"Nobody knows Nothing"

Posted on April 24, 2010 at 10:06 AM PST by

“Nobody knows nothing” is a statement made by screenwriter William Goldman about the movie business. He meant that even after making movies for over 100 years, no one actually knows exactly how to make a successful movie. Sometimes sure things bomb. Sometimes long shots win big.

To draw a parallel, we assembled a few articles that describe how random investment success really is. For example, if you own actively managed mutual funds, you’ll retire with a lot less money than if you’d just bought, held and rebalanced the boring ETFs others and we recommend. This is a non-debatable fact that’s been proven over and over again.

But why do so many want to believe something that just isn’t true? Ivy League MBAs who are smart, motivated and work hard must be able to beat a dumb computer managing an ETF or an index, right? Wrong for two reasons. First, investment pros charge fees that are an impossible handicap to overcome. And second, unlike other professions like a surgeon, litigator, race car driver or a pilot where success can be accounted for by how well one manages risk, most professional investors who beat the market one year, are just plain lucky. They win for short periods of time because of random events, not skill or intelligence. Just luck. We all became acutely aware of this in 2008 when all the gurus somehow didn’t see it coming.

Consider it likely that the great professional investors may really be no better than the 4 finalists in the 8th round of a 1000 monkey coin-flipping contest. Yes, there will always be a winner. But why did the winner win? Did someone know something?

This point is made in an article in The New Yorker: “Blowing Up” by Malcolm Gladwell author of “The Tipping Point” and “Blink.” Gladwell interviewed Nassim Taleb, a professional options trader. Taleb’s book “The Black Swan” describes about how random events in the financial markets are common and unpredictable – essentially dismissing 90% of the value of professional investing.

“Wall Street was dedicated to the principle that skill and insight mattered in investing just as they did in surgery and golf and flying fighter jets…. For Taleb then, the question of why someone was a success in the financial marketplace was vexing. Taleb could do the arithmetic in his head…”

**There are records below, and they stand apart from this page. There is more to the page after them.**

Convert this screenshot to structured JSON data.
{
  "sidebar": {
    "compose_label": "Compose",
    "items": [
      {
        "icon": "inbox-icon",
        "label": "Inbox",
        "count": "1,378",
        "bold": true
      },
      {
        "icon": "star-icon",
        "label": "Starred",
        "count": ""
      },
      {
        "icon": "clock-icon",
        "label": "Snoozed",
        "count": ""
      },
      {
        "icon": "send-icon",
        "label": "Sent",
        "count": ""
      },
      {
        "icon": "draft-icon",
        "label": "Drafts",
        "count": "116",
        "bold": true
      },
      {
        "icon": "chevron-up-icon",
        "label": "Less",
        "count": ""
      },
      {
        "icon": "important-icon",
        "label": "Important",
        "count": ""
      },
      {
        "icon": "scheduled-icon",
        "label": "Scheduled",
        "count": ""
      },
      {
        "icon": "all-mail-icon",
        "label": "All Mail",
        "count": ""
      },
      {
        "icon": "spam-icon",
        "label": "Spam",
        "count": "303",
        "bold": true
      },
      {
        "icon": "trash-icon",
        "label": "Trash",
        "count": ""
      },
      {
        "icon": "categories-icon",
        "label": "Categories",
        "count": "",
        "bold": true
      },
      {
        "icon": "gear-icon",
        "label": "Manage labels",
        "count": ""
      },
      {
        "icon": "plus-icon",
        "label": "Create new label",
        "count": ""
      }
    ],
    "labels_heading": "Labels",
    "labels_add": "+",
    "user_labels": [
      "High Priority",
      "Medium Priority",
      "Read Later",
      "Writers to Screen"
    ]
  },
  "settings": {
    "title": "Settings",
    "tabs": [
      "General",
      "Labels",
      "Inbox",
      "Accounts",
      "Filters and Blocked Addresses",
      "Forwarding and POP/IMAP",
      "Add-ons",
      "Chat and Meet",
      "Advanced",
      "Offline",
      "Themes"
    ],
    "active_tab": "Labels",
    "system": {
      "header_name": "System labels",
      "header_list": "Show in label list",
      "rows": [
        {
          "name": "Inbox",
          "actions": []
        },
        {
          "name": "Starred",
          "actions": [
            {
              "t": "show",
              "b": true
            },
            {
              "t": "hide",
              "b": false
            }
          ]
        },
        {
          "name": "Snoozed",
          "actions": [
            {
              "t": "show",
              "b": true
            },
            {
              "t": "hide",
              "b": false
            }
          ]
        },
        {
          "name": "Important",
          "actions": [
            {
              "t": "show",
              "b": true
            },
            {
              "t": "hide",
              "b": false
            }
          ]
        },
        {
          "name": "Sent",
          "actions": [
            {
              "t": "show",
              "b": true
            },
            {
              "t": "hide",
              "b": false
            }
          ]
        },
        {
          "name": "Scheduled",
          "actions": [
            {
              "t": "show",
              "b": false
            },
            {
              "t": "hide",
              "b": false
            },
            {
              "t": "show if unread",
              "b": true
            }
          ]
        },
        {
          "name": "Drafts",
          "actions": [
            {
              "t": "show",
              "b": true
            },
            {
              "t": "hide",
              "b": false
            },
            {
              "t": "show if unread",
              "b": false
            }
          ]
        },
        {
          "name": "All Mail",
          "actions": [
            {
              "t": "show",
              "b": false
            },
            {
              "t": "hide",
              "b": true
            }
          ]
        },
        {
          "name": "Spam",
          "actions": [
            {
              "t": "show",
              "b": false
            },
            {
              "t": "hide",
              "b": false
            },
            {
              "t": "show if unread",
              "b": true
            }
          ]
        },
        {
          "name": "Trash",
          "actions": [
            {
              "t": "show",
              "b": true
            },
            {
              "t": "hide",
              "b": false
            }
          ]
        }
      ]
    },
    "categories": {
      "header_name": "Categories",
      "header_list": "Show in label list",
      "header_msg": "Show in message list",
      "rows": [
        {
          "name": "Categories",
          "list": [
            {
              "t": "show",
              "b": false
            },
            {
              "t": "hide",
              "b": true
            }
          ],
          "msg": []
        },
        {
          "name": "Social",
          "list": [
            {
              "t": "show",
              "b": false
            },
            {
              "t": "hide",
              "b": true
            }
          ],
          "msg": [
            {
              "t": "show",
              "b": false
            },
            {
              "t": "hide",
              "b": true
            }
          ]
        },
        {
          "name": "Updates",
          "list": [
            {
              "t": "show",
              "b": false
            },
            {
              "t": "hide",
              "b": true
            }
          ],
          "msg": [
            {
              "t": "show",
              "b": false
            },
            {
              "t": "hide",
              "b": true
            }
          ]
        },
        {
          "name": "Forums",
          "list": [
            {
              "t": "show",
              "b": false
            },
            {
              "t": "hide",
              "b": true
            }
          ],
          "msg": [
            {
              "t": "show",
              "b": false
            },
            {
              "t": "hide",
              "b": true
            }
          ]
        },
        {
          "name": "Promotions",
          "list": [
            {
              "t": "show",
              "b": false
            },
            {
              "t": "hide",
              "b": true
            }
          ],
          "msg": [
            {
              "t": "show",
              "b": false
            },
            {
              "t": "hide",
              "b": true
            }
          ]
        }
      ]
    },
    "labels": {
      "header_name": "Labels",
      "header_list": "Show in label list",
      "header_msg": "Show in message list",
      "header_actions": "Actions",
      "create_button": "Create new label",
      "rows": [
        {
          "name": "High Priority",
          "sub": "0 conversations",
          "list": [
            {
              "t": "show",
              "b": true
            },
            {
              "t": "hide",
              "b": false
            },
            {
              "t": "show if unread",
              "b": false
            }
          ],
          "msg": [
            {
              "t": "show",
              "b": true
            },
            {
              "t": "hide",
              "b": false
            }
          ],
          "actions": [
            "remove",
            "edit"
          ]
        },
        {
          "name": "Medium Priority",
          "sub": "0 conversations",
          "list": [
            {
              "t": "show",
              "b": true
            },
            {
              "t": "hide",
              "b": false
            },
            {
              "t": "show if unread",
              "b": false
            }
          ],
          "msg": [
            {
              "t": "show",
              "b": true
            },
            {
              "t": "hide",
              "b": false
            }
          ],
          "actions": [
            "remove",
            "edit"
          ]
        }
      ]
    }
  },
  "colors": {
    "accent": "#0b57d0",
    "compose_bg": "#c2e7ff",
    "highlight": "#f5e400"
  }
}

In another article in Fast Company, called “The Myth of Mutual Funds,” Chip and Dan Heath the authors of “Made To Stick,” explore why we don’t always want to believe the truth about investing. “Let’s pull off the Band-Aid quickly. You’ve come to believe that mutual funds are a smart place to put your money. They’re not. That’s the assessment of the smartest minds in finance, supported by a mountain of historical data. So two questions: How can this possibly be true? And why, in gleeful defiance of the data, do more people keep buying mutual funds every year?”

Last, read Moneywatch’s “Hedge Funds – Case Against, part 2” if you’re considering investing in one. Allan Roth writes some compelling pros and cons for doing so. He addresses the question: Are these fund managers lucky or smart? “If I had a dime for every time I’ve heard that hedge funds provide above market returns with lower risk, I’d be a very rich man. Every time I hear this claim, however, I ask for any evidence that supports it. I have had no takers to date, though maybe this column will change that. Unless you happen to have a few billion to invest (and give me a ring if you do), I’d steer clear of hedge funds as they provide too much risk with too little return.”